Fritz Albert, Ewald Schwalb und Fritz Grimm übernahmen nacheinander in den Jahren bis 1979 Führungsverantwortung im TSV, bis schließlich der heutige Altbürgermeister und Ehrenbürger Richard Schnell bis 1991 das Kommando übernahm. In die Ära Schnell fällt der Bau des neuen Vereinsheims an der Schulstraße, das 1984 eingeweiht wurde. Die Gemeinde Jetzendorf begann 1983 neben dem Schulhausbau mit dem Bau einer großzügigen und teilbaren Turnhalle, was Grundlage für die tollen Turnerfolge unter Turnvater Hans Winklmair war, an den sich viele Bürger noch gut erinnern, weil Winklmair auch Gaudibursch bei den Jetzendorfer Hinterhofmusikanten war.

Zwei Institutionen im TSV Jetzendorf: Michael Wallner (links) war 14 Jahre Vorstand und Ludwig Pfleger (rechts) führte 41 Jahre vorbildlich die Vereinskasse.
Zwei Institutionen im TSV Jetzendorf: Michael Wallner (links) war 14 Jahre Vorstand und Ludwig Pfleger (rechts) führte 41 Jahre vorbildlich die Vereinskasse. © ost

Von 1991 bis 2004 hat Rainer Schleier den TSV geführt. In der Ära Schleier wurde das Lowa-Stadion gebaut und schließlich im Juli 2003 eingeweiht.
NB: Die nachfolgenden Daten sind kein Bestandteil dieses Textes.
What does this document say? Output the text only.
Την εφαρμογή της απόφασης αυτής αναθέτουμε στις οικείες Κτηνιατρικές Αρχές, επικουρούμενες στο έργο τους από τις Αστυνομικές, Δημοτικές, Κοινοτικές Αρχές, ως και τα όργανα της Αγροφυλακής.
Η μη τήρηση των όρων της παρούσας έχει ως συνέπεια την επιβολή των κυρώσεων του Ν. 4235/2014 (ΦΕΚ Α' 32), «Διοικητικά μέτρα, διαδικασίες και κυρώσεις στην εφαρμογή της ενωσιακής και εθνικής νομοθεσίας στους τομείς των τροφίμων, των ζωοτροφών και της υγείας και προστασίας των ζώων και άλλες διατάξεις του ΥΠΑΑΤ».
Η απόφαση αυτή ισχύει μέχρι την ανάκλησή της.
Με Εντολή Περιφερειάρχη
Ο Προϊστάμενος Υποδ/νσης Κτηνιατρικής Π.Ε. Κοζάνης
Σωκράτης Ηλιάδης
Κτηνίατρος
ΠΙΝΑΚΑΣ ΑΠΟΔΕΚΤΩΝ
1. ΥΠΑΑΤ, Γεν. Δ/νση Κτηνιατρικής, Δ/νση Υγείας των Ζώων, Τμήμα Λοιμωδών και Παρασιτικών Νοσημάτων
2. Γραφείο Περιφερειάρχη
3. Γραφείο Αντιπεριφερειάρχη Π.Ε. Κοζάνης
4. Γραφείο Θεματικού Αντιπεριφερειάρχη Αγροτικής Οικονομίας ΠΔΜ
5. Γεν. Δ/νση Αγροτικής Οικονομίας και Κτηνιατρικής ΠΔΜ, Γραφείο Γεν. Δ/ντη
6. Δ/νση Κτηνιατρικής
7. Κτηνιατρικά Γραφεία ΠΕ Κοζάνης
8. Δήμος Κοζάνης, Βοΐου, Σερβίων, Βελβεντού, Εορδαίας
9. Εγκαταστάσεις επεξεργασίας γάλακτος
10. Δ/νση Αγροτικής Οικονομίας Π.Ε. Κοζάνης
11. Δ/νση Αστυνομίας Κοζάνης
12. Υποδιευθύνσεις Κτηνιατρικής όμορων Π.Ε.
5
Das war natürlich ein Meilenstein in der Vereinsgeschichte. Michael Wallner hat von 2004 bis 2018 ebenfalls vorbildlich den TSV geführt. In dessen Amtszeit entstand das Turn-Förderzentrum. Magnetwirkung entwickelten die großen Turnschauen im TSV, für die sich sogar das Bayerische Fernsehen interessierte. Seit 2018 ist Klaus Rackerseder am TSV-Ruder. Er kann stolz auf die insgesamt 21 Sportarten sein, die im Jubiläumsverein betrieben werden.

Dass sich die Jetzendorfer Fußballer in der Landesliga etabliert haben und gleichzeit die Turnerinnen und Turner von Erfolg zu Erfolg eilen, macht Rackerseder glücklich. „Das geht aber nur, weil der Sport- und Vereinsbetrieb bei uns durch viele ehrenamtliche Tätigkeiten im Hintergrund unterstützt wird“, unterstreicht Rackerseder im 100. Vereinsjahr.

Das Festprogramm in der Jetzendorfer Bauhof-Halle: Freitag, 19. Juli, 14.30 Uhr, Senioren-Nachmittag mit der Fliesendich-Musi.  Samstag, 20. Juli, 13 bis 17 Uhr Gaudi-Olympiade auf dem Sportplatz sowohl für Einzelpersonen als auch für Gruppen; Siegerehrung um 18 Uhr in der Festhalle; ab 19 Uhr Musikabend mit den Road Runners und Barbetrieb. Festsonntag, 21. Juli, 9.30 Uhr Aufstellung der Fahnenabordnungen; 10 Uhr Festgottesdienst mit anschließendem gemeinsamen Mittagessen; 14 Uhr Festansprachen und Ehrungen; 18 Uhr Festausklang.